Sub-Saharan Africa
Making the news: why the African Peer Review Mechanism didn’t
Why did the media ignore the African Peer Review Mechanism?
Authors:
B. Boyle
Publisher:
South African Institute of International Affairs, University of the Witwatersrand (Wits), 2008
The African Peer Review Mechanism (APRM) has not generated a national conversation in South Africa. This paper investigates the reasons for this failure of the APRM.
Among the reasons, the author argues, is the failure of the citizens to seize the opportunity as also the media’s neglect of the APRM. The peer review process was intended to involve millions of people in a frank assessment of each participating country’s achievements and failings. But in South Africa, it was crafted without significant civil society input. The media largely ignored the process.
The author points out that Public Service and Administration Minister centralised the review process in her office. It was inevitable then that the Country Self-Assessment Report (CSAR) would be overwhelmingly influenced by the government’s analysis and views.
Although APRM has the potential to become an important vehicle for broad-based policy review and development, it has not gained that status because of the government’s determination to dominate and drive the process.
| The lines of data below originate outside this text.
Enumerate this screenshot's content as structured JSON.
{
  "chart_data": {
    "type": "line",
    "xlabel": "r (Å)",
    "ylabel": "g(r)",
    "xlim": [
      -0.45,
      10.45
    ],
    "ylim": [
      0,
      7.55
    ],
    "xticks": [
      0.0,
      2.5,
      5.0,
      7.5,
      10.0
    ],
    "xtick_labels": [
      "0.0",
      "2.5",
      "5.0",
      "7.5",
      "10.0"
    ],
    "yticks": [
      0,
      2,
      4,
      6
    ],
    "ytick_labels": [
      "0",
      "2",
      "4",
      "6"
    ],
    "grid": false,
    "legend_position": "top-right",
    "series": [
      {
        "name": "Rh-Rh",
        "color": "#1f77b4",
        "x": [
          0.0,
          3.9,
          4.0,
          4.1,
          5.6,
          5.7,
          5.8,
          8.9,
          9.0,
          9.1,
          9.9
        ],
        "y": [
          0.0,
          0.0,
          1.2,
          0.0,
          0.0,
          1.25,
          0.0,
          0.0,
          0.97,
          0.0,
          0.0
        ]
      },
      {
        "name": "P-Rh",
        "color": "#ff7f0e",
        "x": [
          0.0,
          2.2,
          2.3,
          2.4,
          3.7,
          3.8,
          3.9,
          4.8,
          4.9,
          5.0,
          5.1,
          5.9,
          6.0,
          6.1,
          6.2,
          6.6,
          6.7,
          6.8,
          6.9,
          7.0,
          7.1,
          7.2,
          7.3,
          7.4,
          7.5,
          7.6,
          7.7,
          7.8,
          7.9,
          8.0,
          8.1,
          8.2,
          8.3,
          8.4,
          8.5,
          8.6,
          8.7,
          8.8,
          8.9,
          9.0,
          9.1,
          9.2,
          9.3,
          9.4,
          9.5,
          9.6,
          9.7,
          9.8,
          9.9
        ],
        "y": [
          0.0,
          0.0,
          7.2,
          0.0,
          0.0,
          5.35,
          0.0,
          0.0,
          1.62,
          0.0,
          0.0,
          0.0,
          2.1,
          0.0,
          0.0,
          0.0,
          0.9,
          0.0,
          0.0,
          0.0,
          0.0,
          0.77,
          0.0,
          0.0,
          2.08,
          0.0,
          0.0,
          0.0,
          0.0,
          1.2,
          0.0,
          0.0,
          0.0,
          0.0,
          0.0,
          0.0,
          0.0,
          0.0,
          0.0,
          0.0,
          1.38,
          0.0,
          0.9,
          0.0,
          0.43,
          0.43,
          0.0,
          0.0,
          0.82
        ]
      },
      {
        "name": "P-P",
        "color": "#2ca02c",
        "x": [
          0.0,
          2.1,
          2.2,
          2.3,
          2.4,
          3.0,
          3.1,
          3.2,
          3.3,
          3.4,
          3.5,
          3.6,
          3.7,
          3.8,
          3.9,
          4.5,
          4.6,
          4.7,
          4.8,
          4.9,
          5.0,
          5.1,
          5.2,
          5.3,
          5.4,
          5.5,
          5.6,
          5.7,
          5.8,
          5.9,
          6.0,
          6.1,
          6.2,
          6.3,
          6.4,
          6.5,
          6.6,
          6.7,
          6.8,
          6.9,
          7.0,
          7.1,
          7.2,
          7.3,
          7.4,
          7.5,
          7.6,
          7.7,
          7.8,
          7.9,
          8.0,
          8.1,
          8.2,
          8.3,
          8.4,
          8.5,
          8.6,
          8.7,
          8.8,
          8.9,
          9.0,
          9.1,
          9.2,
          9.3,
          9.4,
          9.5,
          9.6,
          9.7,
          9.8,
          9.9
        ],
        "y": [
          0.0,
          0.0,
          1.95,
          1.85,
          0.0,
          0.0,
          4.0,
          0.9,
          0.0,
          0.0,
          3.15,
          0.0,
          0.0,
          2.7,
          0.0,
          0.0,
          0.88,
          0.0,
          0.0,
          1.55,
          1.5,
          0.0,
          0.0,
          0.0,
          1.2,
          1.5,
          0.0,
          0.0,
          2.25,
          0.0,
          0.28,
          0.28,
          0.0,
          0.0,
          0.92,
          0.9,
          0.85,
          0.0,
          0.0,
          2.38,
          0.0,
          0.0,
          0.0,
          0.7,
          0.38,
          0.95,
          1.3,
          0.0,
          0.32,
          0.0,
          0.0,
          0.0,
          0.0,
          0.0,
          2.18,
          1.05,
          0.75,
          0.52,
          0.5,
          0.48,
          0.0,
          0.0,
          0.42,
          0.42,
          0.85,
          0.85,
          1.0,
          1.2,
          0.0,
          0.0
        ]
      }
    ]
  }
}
Governments are more likely to nurture a sustained interest in the process if it is more transparent and if they are less defensive. Merely denying the experience or perceptions of the public and civil society, the author concludes, will not deliver a more comfortable reality.
The author suggests that:
- The APRM Secretariat should engage the media to popularise the process since the media, rather than brochures or radio jingles, is the most effective mechanism to spread information about the review process
- The Secretariat needs to develop a more effective and, most importantly, responsive media team
- Civil society organisations and interested NGOs need to establish their independence from the government team and claim their right to speak out; and
- Civil society groups should pick causes and issues that have the potential to capture the attention of the media and make focused presentations on them.